Now when I launch all this beauty Jetty crashes with following error

2013-07-11 21:34:01.984:WARN:oejuc.AbstractLifeCycle:main: FAILED SslContextFactory@e45a028(/opt/jetty/etc/keystore,/opt/jetty/etc/keystore): java.security.UnrecoverableKeyException: Cannot recover key
java.security.UnrecoverableKeyException: Cannot recover key
    at sun.security.provider.KeyProtector.recover(KeyProtector.java:328)
    at sun.security.provider.JavaKeyStore.engineGetKey(JavaKeyStore.java:138)
    at sun.security.provider.JavaKeyStore$JKS.engineGetKey(JavaKeyStore.java:55)
    at java.security.KeyStore.getKey(KeyStore.java:792)
    at sun.security.ssl.SunX509KeyManagerImpl.<init>(SunX509KeyManagerImpl.java:131)
    at sun.security.ssl.KeyManagerFactoryImpl$SunX509.engineInit(KeyManagerFactoryImpl.java:68)
    at javax.net.ssl.KeyManagerFactory.init(KeyManagerFactory.java:259)

Which is apparently password mismatch because it expects/passes keypass keypwd from default keystore that comes with Jetty.

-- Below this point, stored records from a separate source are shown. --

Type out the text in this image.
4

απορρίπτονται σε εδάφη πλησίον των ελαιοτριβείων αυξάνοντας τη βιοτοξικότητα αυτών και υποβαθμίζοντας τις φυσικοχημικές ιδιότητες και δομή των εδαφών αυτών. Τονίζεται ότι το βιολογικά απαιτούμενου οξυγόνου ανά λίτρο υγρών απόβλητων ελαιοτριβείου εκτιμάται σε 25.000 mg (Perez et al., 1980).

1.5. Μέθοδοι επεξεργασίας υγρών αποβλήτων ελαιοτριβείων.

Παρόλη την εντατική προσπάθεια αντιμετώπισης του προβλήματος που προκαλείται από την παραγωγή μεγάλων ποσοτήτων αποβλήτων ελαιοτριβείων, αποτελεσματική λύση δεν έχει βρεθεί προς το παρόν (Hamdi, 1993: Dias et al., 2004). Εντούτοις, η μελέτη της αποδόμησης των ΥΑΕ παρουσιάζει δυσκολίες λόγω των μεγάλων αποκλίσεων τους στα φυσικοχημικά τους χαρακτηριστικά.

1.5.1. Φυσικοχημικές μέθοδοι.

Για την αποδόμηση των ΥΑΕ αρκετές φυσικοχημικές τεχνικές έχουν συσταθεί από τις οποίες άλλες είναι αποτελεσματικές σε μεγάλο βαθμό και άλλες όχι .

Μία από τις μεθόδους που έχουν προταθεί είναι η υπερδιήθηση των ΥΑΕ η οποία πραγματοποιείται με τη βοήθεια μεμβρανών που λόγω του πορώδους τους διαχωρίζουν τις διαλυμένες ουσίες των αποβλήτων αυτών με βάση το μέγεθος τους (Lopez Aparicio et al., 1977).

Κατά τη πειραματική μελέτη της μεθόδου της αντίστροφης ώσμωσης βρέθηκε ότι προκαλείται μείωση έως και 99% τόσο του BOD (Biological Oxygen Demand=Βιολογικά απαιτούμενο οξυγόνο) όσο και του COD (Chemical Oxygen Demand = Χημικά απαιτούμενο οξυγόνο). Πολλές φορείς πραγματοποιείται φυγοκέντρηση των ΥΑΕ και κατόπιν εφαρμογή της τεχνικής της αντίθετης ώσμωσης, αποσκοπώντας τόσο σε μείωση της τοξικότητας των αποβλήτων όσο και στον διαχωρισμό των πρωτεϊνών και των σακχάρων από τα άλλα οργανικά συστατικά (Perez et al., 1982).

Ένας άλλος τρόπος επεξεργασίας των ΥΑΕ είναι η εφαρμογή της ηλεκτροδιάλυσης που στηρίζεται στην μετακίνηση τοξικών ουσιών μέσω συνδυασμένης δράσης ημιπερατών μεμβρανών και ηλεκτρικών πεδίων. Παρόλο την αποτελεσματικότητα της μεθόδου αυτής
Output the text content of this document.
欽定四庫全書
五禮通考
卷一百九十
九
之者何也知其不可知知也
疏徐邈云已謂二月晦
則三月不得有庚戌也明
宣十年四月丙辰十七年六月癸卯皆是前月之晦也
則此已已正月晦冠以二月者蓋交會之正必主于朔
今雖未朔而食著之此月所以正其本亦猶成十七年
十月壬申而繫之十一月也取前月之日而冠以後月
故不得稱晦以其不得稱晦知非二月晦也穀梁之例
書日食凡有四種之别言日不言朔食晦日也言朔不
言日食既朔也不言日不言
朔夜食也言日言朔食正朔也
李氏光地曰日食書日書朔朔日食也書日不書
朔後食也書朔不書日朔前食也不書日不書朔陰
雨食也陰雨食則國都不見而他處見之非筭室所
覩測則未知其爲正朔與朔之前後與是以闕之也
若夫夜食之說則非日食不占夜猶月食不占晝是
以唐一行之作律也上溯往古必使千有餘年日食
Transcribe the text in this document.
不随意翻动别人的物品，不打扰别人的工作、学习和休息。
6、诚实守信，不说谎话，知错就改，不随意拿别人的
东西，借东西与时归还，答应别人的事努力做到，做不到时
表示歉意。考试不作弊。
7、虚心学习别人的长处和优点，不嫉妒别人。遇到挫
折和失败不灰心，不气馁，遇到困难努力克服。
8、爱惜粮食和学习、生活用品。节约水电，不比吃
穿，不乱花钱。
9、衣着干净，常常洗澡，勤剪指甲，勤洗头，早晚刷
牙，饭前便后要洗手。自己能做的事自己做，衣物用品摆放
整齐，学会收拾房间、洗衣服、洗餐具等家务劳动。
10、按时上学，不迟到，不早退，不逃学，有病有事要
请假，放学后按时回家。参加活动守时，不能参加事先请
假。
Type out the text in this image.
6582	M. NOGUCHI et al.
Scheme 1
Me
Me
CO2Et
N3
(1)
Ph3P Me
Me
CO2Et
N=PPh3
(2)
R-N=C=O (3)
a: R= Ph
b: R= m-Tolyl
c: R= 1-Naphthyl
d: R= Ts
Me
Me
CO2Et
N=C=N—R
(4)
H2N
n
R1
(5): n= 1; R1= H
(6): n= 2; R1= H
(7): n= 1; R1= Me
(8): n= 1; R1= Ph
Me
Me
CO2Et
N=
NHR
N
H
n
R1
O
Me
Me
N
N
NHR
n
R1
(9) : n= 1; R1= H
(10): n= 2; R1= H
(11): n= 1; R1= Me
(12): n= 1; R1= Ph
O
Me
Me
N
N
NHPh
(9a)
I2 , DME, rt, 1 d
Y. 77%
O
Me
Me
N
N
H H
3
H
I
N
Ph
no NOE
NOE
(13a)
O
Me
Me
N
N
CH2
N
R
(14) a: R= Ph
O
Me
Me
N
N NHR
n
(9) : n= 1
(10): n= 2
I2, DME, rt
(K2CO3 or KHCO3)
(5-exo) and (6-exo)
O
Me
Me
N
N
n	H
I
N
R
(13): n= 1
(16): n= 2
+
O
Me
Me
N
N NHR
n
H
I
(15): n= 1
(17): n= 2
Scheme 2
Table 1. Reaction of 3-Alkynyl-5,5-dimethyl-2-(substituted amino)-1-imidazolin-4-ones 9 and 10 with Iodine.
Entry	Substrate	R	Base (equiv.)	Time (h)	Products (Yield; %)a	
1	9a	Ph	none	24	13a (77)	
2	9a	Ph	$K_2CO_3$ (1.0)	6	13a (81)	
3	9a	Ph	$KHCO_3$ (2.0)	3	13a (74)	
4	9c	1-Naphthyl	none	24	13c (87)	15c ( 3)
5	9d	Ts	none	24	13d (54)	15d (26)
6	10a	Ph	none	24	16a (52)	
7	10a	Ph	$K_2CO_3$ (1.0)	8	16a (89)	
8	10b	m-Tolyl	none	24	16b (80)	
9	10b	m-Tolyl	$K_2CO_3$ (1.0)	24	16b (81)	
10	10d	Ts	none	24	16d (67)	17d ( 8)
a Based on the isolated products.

Here is my certicifates(s): http://pastebin.com/raw.php?i=p8LhT50P It's output from keytool -list -keystore /opt/jetty/etc/keystore -storepass storepwd -storetype JKS -v

Where is it set? How can I fix this error?

Thanks!

Answer 1

There are two passwords involved: the keystore password (KeyStorePassword) and the key password (KeyManagerPassword). For PKCS#12 store, they are the same.

Since you've imported the key from the PKCS#12 store into the JKS store using the keystore's password, that doesn't mean that the password of the key itself was changed, and it's probably not "keypwd" (Jetty's default). Try to replace the value of KeyManagerPassword with your PKCS#12 store's password.

(Note that in general, you don't need to convert the keystore, you could have used PKCS12 as the KeyStoreType.)